Every year, internet censorship increases globally. From network level blocking to nation-wide internet blackouts, governments and private companies have powerful tools to restrict information and prevent connections between people. Many people, groups, and organizations are doing innovative work to study, measure, and fight back against internet censorship--and they are helping millions of people connect more regularly and safely to the internet. Despite these successes, we're faced with well-funded adversaries that have billions of dollars to spend on censorship mechanisms, and the arms race is ongoing. The second edition of PrivChat with Tor will be about the Good, the Bad and the Ugly that is happening in the front lines of censorship circumvention. In a world where censorship technology is increasingly sophisticated and bought and sold between nations, so is our creativity to measure it and build tools to bypass it, as well as the willingness of people to fight back. But is it enough? What are the barriers facing the people and organizations fighting for internet freedom?

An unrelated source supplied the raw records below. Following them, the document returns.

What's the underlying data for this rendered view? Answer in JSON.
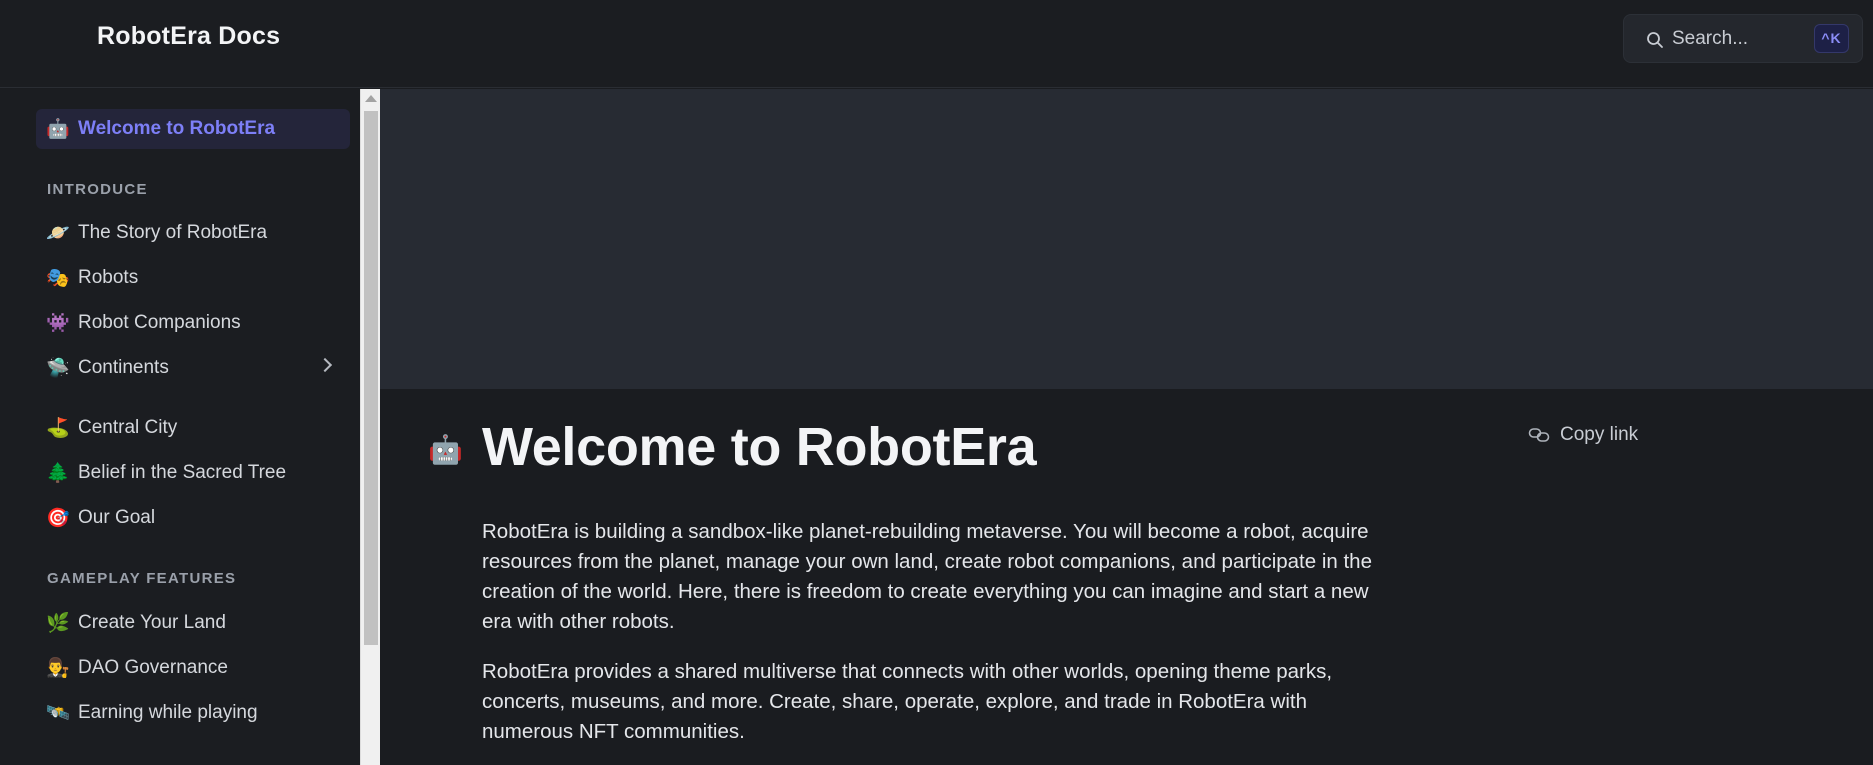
{
  "header": {
    "brand": "RobotEra Docs",
    "search_placeholder": "Search...",
    "search_shortcut": "^K"
  },
  "sidebar": {
    "active_item": {
      "emoji": "🤖",
      "label": "Welcome to RobotEra"
    },
    "sections": [
      {
        "title": "INTRODUCE",
        "items": [
          {
            "emoji": "🪐",
            "label": "The Story of RobotEra"
          },
          {
            "emoji": "🎭",
            "label": "Robots"
          },
          {
            "emoji": "👾",
            "label": "Robot Companions"
          },
          {
            "emoji": "🛸",
            "label": "Continents"
          },
          {
            "emoji": "⛳",
            "label": "Central City"
          },
          {
            "emoji": "🌲",
            "label": "Belief in the Sacred Tree"
          },
          {
            "emoji": "🎯",
            "label": "Our Goal"
          }
        ]
      },
      {
        "title": "GAMEPLAY FEATURES",
        "items": [
          {
            "emoji": "🌿",
            "label": "Create Your Land"
          },
          {
            "emoji": "👨‍⚖️",
            "label": "DAO Governance"
          },
          {
            "emoji": "🛰️",
            "label": "Earning while playing"
          }
        ]
      }
    ]
  },
  "main": {
    "title_emoji": "🤖",
    "title": "Welcome to RobotEra",
    "copy_link": "Copy link",
    "paragraphs": [
      "RobotEra is building a sandbox-like planet-rebuilding metaverse. You will become a robot, acquire resources from the planet, manage your own land, create robot companions, and participate in the creation of the world. Here, there is freedom to create everything you can imagine and start a new era with other robots.",
      "RobotEra provides a shared multiverse that connects with other worlds, opening theme parks, concerts, museums, and more. Create, share, operate, explore, and trade in RobotEra with numerous NFT communities."
    ]
  },
  "colors": {
    "accent": "#7d7ff7",
    "background": "#1a1c20",
    "hero": "#272b33"
  }
}
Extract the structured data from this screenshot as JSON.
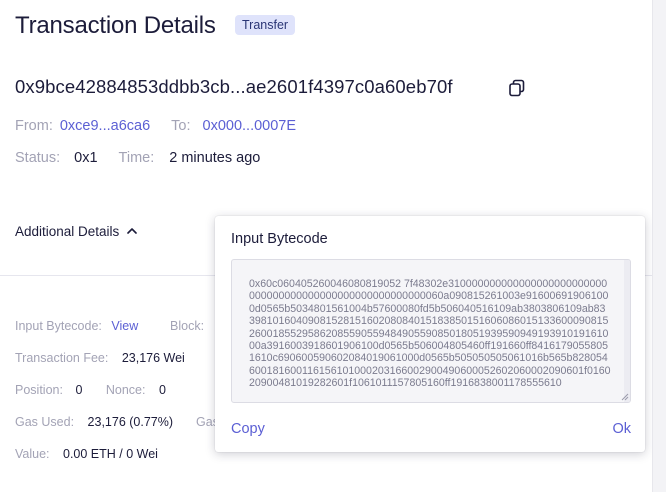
{
  "header": {
    "title": "Transaction Details",
    "badge": "Transfer"
  },
  "transaction": {
    "hash": "0x9bce42884853ddbb3cb...ae2601f4397c0a60eb70f",
    "from_label": "From:",
    "from_value": "0xce9...a6ca6",
    "to_label": "To:",
    "to_value": "0x000...0007E",
    "status_label": "Status:",
    "status_value": "0x1",
    "time_label": "Time:",
    "time_value": "2 minutes ago"
  },
  "additional": {
    "label": "Additional Details",
    "expanded": true
  },
  "details": {
    "input_bytecode_label": "Input Bytecode:",
    "input_bytecode_link": "View",
    "block_label": "Block:",
    "fee_label": "Transaction Fee:",
    "fee_value": "23,176 Wei",
    "position_label": "Position:",
    "position_value": "0",
    "nonce_label": "Nonce:",
    "nonce_value": "0",
    "gas_used_label": "Gas Used:",
    "gas_used_value": "23,176 (0.77%)",
    "gas_cut_label": "Gas",
    "value_label": "Value:",
    "value_value": "0.00 ETH / 0 Wei"
  },
  "popover": {
    "title": "Input Bytecode",
    "bytecode": "0x60c060405260046080819052 7f48302e310000000000000000000000000000000000000000000000000000000060a090815261003e916006919061000d0565b5034801561004b57600080fd5b506040516109ab3803806109ab833981016040908152815160208084015183850151606086015133600090815260018552958620855905594849055908501805193959094919391019161000a3916003918601906100d0565b506004805460ff191660ff84161790558051610c690600590602084019061000d0565b505050505061016b565b828054600181600116156101000203166002900490600052602060002090601f016020900481019282601f1061011157805160ff1916838001178555610",
    "copy_label": "Copy",
    "ok_label": "Ok"
  },
  "colors": {
    "accent": "#5b5fd4",
    "badge_bg": "#dfe3fb",
    "label_gray": "#a3a3b5",
    "text_dark": "#1c1c3a"
  },
  "icons": {
    "copy": "copy-icon",
    "chevron": "chevron-up-icon"
  }
}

PrivChat with Tor Chapter #1 - Online Privacy in 2020: Activism & COVID-19

With Carmela Troncoso, Daniel Kahn Gillmor and Matt Mitchell. Hosted by Roger Dingledine.

When the COVID-19 pandemic hit most countries around the world, many governments looked for technology to trace the spread of the virus in order to fight the pandemic. Contact tracing practices and technologies raised many questions about privacy, particularly: is it possible to trace the virus while respecting people's privacy? Now amidst the uprising in the U.S. against systemic racism, followed by protests all around the world, the central question about contact tracing, privacy, and surveillance becomes critical. Can the technology used for tracking the virus be used to track protesters? Will it be? For our first ever PrivChat, the Tor Project is bringing you three amazing guests to chat with us about privacy in this context.